Note that you can manage multiple " instanceNamesFiles.txt " in the inputs directory of any workshop environment. We do so to handle late registrations and cancellations to our workshops. The section Unforeseen Instance Management in the tutorial describes our approach to naming multiple "instanceNamesFiles.txt" so we can easily track all the scripts runs performed on a workshop environment.
How to configure and use the scripts is described in detail in the tutorial Automated Management of AWS Instances which covers these main topics:
- how to open an AWS account and how to configure it both with programmatic access with the AWS CLI and with a base domain name from which to create instances (sub) domain names.
- how to configure a terminal environment with the scripts and the AWS CLI on Linux, MacOS, and Windows (Git Bash), or in the AWS CloudShell, a browser-based Linux Bash terminal.
- how to configure and run the scripts to manage instances for a workshop, manage late registrations and cancellations, and some troubleshooting.
- how to create, manage and configure Amazon Machine Images (AMIs) which serve as templates to create AWS instances.
- the organisation and workings of the scripts.

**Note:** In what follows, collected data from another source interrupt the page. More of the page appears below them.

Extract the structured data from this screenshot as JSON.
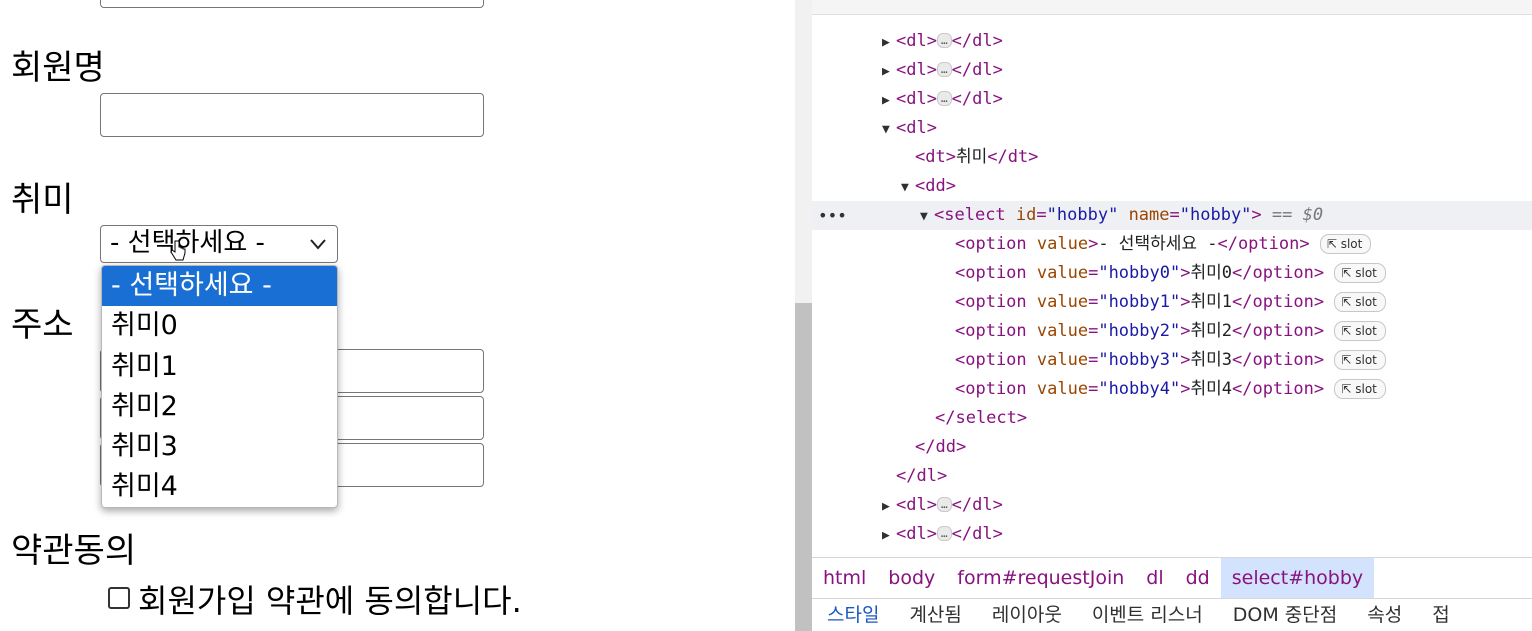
{
  "form": {
    "member_name_label": "회원명",
    "hobby_label": "취미",
    "address_label": "주소",
    "terms_label": "약관동의",
    "terms_checkbox_text": "회원가입 약관에 동의합니다.",
    "select_value": "- 선택하세요 -",
    "options": [
      "- 선택하세요 -",
      "취미0",
      "취미1",
      "취미2",
      "취미3",
      "취미4"
    ]
  },
  "devtools": {
    "dl": "dl",
    "dt_line": {
      "tag_open": "<dt>",
      "text": "취미",
      "tag_close": "</dt>"
    },
    "dd_open": "<dd>",
    "dd_close": "</dd>",
    "dl_close": "</dl>",
    "select": {
      "tag": "select",
      "id_name": "id",
      "id_value": "\"hobby\"",
      "name_name": "name",
      "name_value": "\"hobby\"",
      "eq": "== $0",
      "close": "</select>"
    },
    "options": [
      {
        "value": "",
        "text": "- 선택하세요 -"
      },
      {
        "value": "\"hobby0\"",
        "text": "취미0"
      },
      {
        "value": "\"hobby1\"",
        "text": "취미1"
      },
      {
        "value": "\"hobby2\"",
        "text": "취미2"
      },
      {
        "value": "\"hobby3\"",
        "text": "취미3"
      },
      {
        "value": "\"hobby4\"",
        "text": "취미4"
      }
    ],
    "slot_label": "slot",
    "ellipsis": "…",
    "breadcrumbs": [
      "html",
      "body",
      "form#requestJoin",
      "dl",
      "dd",
      "select#hobby"
    ],
    "tabs": [
      "스타일",
      "계산됨",
      "레이아웃",
      "이벤트 리스너",
      "DOM 중단점",
      "속성",
      "접"
    ]
  }
}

We have presented a set of scripts that make it easy and convenient to manage AWS instances for training delivery. Once an AWS account and a terminal environment have been configured, only two or three files need to be configured to create and manage instances for a workshop. Yet most of the time only the file instancesNames.txt needs to be configured with the names of the instances to manage. The file tags.txt is optional; if specified, it has to be configured only once and we copy it for all our workshops. Similarly, the file resourcesIDs.txt needs to be configured only once for all the workshops that use instances created with the same AMI template and the same instance type (number of processors, memory size, etc.). The configuration of instances can also be managed with AWS launch templates: json objects that specify the AWS resources to use in creating instances. We did not explore this option while designing the scripts. With hindsight, we consider our solution based on plain text configuration files much simpler to use for the management of multiple instances that we require. Using launch templates with our scripts would involve handling for each launch template a local file with the template resource-id (the equivalent to our resourcesIDs.txt file), but also creating and managing the launch templates in the AWS Console or with the AWS CLI.
Configuring an AWS account and a terminal environment for use with the scripts is somewhat involved for the various technologies involved, but it has to be made only once and the online tutorial covers all the details. It should take 2 to 4 hours depending on experience to cover the tutorial along with configuring the AWS account and the terminal environment.
We use the scripts to support delivery of ’omics training, but the scripts will work equally well for AWS Linux Ubuntu instances configured for other purposes.